Rigidity occupies a contested but structurally central position across the depth-psychology corpus. It appears in two broad registers that frequently intersect: the phenomenological-somatic, wherein rigidity designates a bodily or affective fixation — the holding patterns encoded in trauma, the armoring of the musculature, the shutting-down of parasympathetic dorsal-vagal withdrawal — and the systemic-relational, wherein rigidity names one pole of a fundamental dyad with chaos, together constituting the twin failures of psychic integration. Siegel’s River of Integration furnishes the most explicit theoretical architecture: healthy mind-states flow between the twin banks of chaos and rigidity, and psychopathology is legible as deviation toward one or the other extreme. Winhall extends this framework into addiction theory, mapping rigidity onto dorsal-vagal shutdown and chaos onto sympathetic hyperarousal.

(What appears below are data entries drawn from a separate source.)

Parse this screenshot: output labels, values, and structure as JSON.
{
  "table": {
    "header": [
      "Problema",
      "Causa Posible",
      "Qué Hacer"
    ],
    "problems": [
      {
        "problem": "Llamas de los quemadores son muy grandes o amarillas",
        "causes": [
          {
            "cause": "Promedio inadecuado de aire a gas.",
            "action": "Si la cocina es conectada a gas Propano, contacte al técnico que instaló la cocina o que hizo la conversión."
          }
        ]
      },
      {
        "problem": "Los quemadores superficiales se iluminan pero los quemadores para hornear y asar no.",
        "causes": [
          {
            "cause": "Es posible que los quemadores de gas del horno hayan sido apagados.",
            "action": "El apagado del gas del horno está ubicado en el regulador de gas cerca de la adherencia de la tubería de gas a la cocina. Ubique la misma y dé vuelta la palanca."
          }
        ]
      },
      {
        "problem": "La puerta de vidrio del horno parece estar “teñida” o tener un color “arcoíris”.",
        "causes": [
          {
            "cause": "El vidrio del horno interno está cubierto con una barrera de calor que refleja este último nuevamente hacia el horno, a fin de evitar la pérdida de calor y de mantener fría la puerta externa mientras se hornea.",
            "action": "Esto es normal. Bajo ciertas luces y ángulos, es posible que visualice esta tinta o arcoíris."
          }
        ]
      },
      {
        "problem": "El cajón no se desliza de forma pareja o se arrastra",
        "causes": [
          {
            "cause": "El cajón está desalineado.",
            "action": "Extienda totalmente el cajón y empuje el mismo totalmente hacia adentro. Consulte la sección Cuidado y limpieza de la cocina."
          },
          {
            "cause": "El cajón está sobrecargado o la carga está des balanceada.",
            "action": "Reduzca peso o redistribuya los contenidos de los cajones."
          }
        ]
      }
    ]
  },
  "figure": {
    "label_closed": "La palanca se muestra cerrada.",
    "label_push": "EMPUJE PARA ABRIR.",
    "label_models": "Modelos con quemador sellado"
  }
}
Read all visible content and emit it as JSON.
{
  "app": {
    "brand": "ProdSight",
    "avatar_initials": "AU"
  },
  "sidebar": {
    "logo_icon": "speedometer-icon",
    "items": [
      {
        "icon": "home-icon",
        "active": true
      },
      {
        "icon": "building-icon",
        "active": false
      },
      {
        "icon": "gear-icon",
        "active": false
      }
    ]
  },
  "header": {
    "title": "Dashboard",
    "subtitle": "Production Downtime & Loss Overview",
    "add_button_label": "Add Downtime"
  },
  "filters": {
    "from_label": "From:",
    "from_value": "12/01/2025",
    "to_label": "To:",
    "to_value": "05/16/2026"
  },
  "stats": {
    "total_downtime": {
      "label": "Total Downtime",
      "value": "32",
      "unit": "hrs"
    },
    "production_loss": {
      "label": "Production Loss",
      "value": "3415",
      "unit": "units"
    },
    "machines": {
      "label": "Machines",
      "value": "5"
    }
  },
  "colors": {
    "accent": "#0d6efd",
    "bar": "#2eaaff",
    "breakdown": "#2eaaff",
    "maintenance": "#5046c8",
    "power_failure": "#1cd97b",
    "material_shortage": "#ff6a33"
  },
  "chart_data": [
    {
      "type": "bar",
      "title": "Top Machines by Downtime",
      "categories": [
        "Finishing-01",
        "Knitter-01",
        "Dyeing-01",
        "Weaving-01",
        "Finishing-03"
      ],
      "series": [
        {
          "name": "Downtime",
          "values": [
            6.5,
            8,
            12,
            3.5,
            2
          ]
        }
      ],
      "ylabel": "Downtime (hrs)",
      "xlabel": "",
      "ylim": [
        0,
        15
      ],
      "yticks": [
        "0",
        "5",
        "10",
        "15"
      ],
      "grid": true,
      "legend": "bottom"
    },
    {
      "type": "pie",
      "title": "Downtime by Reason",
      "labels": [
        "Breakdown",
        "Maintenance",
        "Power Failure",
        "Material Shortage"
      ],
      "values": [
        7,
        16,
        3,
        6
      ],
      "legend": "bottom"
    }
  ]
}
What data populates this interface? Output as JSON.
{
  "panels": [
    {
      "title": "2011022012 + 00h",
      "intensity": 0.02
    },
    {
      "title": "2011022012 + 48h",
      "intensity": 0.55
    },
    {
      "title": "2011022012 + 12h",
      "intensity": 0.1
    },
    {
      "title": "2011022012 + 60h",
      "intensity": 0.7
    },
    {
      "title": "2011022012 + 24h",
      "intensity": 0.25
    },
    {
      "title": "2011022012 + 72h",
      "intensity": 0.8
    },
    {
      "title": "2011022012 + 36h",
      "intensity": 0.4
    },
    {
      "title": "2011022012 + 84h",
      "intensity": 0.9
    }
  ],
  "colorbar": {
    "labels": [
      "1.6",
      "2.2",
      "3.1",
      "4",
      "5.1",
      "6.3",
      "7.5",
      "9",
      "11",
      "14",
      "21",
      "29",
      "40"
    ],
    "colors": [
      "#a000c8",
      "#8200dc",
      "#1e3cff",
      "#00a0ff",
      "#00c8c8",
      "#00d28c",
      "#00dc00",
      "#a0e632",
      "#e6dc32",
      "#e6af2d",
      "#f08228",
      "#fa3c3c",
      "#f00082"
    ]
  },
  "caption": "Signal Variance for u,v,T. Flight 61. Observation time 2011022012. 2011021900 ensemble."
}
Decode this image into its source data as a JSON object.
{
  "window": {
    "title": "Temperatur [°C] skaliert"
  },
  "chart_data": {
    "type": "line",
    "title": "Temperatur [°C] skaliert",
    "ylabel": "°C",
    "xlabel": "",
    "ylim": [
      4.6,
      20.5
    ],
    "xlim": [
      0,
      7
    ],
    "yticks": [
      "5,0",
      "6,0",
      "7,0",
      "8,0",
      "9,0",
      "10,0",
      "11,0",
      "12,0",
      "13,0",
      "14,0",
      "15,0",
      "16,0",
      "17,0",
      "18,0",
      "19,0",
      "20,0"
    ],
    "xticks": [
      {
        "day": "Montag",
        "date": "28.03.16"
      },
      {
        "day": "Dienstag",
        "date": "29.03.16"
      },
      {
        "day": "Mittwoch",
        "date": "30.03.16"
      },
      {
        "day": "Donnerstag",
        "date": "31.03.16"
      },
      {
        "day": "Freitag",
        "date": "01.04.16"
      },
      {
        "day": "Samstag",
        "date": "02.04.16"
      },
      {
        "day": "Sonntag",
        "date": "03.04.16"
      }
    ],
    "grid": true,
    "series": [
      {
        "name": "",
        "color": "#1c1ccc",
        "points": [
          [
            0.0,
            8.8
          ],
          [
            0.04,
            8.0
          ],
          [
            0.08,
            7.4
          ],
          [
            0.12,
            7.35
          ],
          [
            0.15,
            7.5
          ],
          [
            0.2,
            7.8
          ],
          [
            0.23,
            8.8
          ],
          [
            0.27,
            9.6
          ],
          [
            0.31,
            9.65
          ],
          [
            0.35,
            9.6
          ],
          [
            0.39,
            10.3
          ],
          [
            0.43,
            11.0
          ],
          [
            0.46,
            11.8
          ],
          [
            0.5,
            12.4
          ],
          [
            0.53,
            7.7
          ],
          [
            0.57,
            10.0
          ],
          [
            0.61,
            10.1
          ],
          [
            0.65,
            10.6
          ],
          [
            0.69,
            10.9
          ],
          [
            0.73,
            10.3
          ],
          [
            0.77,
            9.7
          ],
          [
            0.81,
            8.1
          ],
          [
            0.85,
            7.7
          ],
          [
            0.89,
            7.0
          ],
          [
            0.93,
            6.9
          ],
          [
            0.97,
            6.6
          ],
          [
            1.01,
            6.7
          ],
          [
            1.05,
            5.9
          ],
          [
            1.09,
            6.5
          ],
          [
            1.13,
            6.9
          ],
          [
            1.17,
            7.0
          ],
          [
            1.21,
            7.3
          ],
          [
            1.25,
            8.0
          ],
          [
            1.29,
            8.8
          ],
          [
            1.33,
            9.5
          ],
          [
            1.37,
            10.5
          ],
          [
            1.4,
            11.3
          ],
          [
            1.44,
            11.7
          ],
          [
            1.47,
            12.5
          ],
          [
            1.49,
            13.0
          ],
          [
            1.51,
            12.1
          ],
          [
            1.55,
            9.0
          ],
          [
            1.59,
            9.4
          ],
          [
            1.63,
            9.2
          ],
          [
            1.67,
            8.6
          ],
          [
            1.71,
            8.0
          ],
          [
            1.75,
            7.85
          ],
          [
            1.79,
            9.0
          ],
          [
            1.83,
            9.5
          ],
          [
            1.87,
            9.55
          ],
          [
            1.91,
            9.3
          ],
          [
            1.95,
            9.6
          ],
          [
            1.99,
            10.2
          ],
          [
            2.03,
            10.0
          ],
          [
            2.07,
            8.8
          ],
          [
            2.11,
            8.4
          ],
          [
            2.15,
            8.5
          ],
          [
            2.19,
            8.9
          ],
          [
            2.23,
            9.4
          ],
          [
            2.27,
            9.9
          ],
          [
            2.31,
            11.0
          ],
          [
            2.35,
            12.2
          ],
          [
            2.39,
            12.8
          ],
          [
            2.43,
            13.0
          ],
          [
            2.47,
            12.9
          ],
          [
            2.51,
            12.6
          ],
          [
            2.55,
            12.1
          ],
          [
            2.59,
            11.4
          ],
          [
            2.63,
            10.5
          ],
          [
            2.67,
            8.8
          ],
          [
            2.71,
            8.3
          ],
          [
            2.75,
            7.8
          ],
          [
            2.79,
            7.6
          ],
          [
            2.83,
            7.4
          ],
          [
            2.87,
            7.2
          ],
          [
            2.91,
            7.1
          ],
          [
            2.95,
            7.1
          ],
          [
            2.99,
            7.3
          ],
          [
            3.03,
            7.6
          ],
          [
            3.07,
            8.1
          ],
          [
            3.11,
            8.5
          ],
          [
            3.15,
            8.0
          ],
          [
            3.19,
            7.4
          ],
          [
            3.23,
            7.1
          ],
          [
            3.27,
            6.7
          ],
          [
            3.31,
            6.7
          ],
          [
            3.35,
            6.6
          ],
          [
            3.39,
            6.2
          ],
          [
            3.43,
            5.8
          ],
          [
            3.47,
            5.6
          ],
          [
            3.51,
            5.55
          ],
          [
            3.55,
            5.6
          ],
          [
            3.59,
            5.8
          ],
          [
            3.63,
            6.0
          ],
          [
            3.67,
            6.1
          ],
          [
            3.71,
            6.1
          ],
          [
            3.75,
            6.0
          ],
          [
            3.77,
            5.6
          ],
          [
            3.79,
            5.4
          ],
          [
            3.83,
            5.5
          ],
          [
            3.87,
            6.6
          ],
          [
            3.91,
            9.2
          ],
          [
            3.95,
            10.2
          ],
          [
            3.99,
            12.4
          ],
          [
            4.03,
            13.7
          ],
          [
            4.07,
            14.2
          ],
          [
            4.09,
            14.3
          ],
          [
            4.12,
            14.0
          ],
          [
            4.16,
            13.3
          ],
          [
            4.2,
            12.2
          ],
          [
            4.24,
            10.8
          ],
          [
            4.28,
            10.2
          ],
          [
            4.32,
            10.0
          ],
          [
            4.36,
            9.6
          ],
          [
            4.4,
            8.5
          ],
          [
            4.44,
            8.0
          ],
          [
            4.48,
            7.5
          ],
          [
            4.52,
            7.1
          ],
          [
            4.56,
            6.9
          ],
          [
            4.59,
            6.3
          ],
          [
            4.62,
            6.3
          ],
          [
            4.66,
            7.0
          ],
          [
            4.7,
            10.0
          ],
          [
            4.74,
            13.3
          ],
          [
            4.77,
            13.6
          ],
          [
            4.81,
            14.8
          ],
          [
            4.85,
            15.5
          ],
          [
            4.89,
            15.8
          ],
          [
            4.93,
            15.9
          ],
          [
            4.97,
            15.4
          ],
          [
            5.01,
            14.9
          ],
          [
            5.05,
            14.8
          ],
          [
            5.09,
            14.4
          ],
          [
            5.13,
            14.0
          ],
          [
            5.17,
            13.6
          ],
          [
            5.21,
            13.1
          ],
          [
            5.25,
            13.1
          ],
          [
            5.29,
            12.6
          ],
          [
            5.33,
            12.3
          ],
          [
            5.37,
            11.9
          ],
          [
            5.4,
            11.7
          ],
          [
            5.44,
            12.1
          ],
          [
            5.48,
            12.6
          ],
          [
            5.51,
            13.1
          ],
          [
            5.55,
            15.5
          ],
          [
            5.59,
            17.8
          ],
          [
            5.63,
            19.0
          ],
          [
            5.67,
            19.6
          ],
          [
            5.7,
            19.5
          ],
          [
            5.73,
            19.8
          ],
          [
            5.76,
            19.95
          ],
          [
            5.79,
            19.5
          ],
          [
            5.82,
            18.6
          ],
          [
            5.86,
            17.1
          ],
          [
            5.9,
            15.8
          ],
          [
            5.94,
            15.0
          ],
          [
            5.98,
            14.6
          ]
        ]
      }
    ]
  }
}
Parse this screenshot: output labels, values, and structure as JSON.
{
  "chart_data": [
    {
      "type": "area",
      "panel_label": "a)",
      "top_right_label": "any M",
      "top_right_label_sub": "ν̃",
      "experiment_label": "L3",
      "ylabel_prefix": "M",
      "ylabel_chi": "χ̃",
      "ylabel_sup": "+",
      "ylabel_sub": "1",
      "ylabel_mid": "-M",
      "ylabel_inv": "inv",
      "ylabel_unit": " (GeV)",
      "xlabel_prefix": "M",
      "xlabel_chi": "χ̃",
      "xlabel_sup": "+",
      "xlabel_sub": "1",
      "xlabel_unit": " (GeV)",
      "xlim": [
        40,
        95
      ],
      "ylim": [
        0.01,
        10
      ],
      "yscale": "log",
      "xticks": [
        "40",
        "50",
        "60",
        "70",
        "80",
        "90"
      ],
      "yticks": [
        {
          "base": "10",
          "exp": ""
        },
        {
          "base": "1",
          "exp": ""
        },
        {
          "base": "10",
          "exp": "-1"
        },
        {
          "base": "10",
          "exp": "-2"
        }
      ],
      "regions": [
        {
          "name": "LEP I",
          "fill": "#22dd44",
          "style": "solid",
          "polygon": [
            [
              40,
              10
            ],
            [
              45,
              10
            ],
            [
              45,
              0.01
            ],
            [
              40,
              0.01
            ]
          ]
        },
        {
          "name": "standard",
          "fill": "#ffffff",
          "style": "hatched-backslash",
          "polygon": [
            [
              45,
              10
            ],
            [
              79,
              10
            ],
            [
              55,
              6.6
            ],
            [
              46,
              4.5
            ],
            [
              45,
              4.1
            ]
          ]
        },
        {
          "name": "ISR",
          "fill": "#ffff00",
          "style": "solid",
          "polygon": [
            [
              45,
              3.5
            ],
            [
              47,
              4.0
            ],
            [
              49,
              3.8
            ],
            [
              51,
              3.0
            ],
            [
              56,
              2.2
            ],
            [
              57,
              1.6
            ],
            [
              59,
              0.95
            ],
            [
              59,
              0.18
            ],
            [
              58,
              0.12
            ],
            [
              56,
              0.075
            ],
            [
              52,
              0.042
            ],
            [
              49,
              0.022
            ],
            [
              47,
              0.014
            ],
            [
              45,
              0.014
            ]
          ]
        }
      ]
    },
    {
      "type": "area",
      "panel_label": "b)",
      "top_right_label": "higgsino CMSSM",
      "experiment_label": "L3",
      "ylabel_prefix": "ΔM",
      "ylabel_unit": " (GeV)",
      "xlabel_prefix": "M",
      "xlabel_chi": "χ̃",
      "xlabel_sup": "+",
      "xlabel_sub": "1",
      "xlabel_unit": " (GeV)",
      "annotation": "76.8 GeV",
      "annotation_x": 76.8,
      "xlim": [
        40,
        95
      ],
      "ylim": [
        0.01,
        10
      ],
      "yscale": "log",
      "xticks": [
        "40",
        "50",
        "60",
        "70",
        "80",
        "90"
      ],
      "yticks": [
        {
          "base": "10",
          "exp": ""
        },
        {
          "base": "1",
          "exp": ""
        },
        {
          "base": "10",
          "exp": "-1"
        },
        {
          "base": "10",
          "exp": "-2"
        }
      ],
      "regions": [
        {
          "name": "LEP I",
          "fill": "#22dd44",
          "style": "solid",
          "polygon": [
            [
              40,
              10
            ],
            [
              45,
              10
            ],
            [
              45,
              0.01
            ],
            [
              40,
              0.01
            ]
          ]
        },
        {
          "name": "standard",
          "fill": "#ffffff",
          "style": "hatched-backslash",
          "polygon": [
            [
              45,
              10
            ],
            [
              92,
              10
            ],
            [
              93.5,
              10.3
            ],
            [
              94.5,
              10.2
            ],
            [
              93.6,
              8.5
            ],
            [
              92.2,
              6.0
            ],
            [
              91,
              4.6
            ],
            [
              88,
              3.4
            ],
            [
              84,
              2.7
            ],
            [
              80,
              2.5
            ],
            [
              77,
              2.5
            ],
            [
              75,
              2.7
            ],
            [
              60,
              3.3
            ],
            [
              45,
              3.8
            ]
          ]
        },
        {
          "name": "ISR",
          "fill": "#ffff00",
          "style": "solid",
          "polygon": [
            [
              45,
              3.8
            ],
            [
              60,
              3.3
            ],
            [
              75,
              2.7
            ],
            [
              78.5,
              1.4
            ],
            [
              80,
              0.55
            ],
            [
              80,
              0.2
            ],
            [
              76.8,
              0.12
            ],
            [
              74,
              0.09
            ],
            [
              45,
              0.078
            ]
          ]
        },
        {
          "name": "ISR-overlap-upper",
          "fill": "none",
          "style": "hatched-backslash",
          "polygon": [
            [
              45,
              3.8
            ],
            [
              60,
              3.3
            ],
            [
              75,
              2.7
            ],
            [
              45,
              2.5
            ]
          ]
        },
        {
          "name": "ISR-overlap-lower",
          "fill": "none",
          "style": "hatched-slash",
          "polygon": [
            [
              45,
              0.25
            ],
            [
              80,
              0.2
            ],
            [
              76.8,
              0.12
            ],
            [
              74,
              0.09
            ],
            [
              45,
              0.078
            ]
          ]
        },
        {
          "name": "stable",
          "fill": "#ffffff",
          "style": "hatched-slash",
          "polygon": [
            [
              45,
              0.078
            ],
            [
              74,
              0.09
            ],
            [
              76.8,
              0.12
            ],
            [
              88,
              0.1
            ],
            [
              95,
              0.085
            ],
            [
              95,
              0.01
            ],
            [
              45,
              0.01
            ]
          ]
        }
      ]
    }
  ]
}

Jung, characteristically, frames rigidity as the temptation that arises when a psyche confronts the demand for transformation but recoils — the ‘convulsive stiffening of the previous attitude’ — a defense against the suffering of genuine self-division. McGilchrist raises the epistemological stakes: rigidity in cognitive systems, whether neurological or cultural, corresponds to left-hemisphere over-reliance, producing brittle, fragile structures unable to adapt. ACT theorists treat rigidity as the hallmark of pathological psychological inflexibility. Across these perspectives, rigidity consistently signals arrested process, foreclosed becoming, and the substitution of fixation for genuine stability.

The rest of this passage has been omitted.